Setidaknya, lebih dari 4.000 pengemudi telah menerima pengembalian sisa saldo hingga Rp500 juta. Selanjutnya, sebanyak 692 peternak mitra pada sektor peternakan ayam turut pula menikmati hasil perbaikan pelaksanaan kemitraan dengan meningkatnya penghasilan mitra. Begitu pula yang dirasakan oleh 1.566 Agen Pos pada sektor logistik di seluruh Indonesia.
Contoh terbarunya, pada kasus pelaksanaan kemitraan PT Suryabumi Tunggal Perkasa dengan Koperasi Perkebunan Tri Hampang Bersatu (Koperasi THB), September lalu. PT Suryabumi Tunggal Perkasa (STP) terbukti melanggar pasal 35 UU No. 20 tahun 2008. KPPU secara tegas memvonis PT STP untuk memenuhi kewajiban 20% lahan Plasma apabila mendapatkan lahan pelepasan kawasan hutan atau areal penggunaan lain dari pemerintah, serta menyempurnakan mekanisme transparansi terkait laporan keuangan dan penyusunan rencana kerja bulanan serta evaluasi pelaksanaannya yang melibatkan Koperasi THB.
Dari berbagai perkara itu, dapat dilihat pentingnya peran KPPU untuk menjaga kesehatan kemitraan UMKM agar tak serta merta dikuasai oleh usaha yang lebih besar. Tak sedikit pelaku UMKM yang terselamatkan dari penindakan oleh KPPU.
Dengan tugas, wewenang, serta bukti penindakan tersebut, dapat disimpulkan KPPU sebagai tonggak alias penopang utama UMKM untuk naik kelas.
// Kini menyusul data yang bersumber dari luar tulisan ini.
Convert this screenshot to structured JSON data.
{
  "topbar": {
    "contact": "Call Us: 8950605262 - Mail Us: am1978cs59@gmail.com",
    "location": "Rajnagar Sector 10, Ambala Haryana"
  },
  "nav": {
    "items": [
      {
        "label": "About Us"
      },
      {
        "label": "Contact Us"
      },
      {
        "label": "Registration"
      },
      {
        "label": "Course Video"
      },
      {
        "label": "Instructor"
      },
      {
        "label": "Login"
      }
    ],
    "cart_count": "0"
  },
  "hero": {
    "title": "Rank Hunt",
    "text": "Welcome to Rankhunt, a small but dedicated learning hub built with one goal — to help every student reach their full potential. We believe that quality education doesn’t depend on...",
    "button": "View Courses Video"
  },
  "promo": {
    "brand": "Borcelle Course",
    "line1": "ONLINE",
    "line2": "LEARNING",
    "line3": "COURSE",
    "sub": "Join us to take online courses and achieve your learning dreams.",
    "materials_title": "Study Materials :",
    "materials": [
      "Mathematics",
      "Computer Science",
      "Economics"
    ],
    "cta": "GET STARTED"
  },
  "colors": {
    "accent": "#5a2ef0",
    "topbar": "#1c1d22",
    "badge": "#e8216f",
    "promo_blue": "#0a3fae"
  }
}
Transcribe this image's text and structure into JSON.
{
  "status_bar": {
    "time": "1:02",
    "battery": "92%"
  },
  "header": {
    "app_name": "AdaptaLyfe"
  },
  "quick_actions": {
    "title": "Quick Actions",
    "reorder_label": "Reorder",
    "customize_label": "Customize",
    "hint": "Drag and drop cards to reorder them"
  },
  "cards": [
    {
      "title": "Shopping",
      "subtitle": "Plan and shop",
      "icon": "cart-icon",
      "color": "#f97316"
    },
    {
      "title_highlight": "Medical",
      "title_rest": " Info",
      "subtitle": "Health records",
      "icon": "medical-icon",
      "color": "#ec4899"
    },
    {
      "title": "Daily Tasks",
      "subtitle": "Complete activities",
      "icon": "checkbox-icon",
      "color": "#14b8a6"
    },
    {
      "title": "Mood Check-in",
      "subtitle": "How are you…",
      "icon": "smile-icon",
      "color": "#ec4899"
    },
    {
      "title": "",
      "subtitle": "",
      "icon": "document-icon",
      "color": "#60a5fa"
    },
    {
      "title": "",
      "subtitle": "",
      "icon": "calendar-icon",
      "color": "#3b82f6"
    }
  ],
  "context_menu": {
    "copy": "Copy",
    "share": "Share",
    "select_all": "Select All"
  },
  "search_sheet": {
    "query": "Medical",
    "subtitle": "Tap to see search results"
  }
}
Jika tidak ada KPPU, maka potensi adanya kemitraan yang tidak sehat akan semakin besar dan rawan.
Apabila pelaksanaan kemitraan tak lagi sehat, maka para pelaku UMKM akan turut terpuruk. Akibatnya, penguatan ekonomi nasional akan turut terpengaruh. Jika ditarik benang merah, pengawasan pelaksanaan kemitraan KPPU menjamin kemitraan yang sehat. Sedangkan kemitraan yang sehat, dapat menjamin UMKM untuk naik kelas. Jika UMKM naik kelas, maka penguatan ekonomi nasional juga turut membaik bahkan meningkat.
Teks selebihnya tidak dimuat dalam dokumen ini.